Code Monkey home page Code Monkey logo

Comments (30)

titu1994 avatar titu1994 commented on July 28, 2024

@bmaltais Hmm this is strange. Have you tried using some other color than gray for that region? I'll try testing this with another mask.

EDIT:
I was able to reproduce this issue. Seems changing the color or shape has no effect. Will try to find some solution to this.
neural doodle

from neural-style-transfer.

bmaltais avatar bmaltais commented on July 28, 2024

One thing I just thought of... perhaps the mask png files actually contain more than 4 colors and this would explain why some of the masks are ignored since we specify 4 mask layers? I will need to check the mask file when I get back home tonight. It could be useful to actually analyse each mask and report if mask color # differ and are not matching from an RGB value point of view. Perhaps even self seeding the number of mask layers based on the the mask image. this way this would not be needed as a parameter anymore.
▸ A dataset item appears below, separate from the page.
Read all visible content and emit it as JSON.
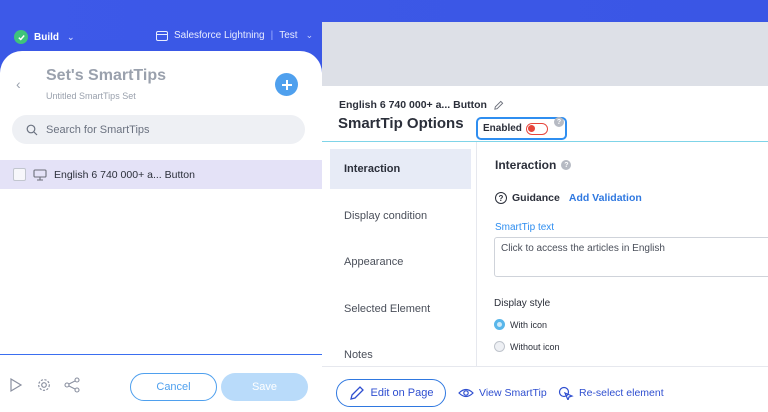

from neural-style-transfer.

titu1994 avatar titu1994 commented on July 28, 2024

It's an interesting concept for sure, but won't it hurt startup performance of the script ? A naïve implementation would be creating an empty set and adding np.unique tuples of RGB colors into the set then check if set size is equal to ncolors.

I may be missing some obvious way of doing so but checking even a 512x512x3 image will require some time. Can you suggest some quicker way of calculating number of unique RGB tuples in a numpy array ?

EDIT:
This can be avoided by using a tool such as GIMP or Photoshop to create the masks. Since there is a fill selection by color option, it guarantees that there will be a finite set of colors in the mask.

from neural-style-transfer.

bmaltais avatar bmaltais commented on July 28, 2024

I am sorry, I don't. I am not really well versed in pyton and neural network programmation. Just enough knowledge to be dangerous ;-)

But thinking of it it would make sense to potentially select the mask colors based on the largest number of pixels. Let say there are 5 colors in a mask file... but only 4 are a majority. The 5th is just a few pixels here and there. Those should be ignore in favor of the others.

I am not sure how this would be done in code unfortunately. Right now the easiest is probably to use photoshop or GIMP to clamp the max # of colors to 4 and make sure RGB of each is matching between the 2 masks.

from neural-style-transfer.

bmaltais avatar bmaltais commented on July 28, 2024

Look like something like this on each mask file would ensure that only n colors are present:

http://scikit-learn.org/stable/auto_examples/cluster/plot_color_quantization.html

Potantial next challenge is to ensure color match between two mask files.

from neural-style-transfer.

titu1994 avatar titu1994 commented on July 28, 2024

What you described (5 colors but only 4 major colors) is already handled by K Means algorithm. Very similar colors should automatically join the correct clusters.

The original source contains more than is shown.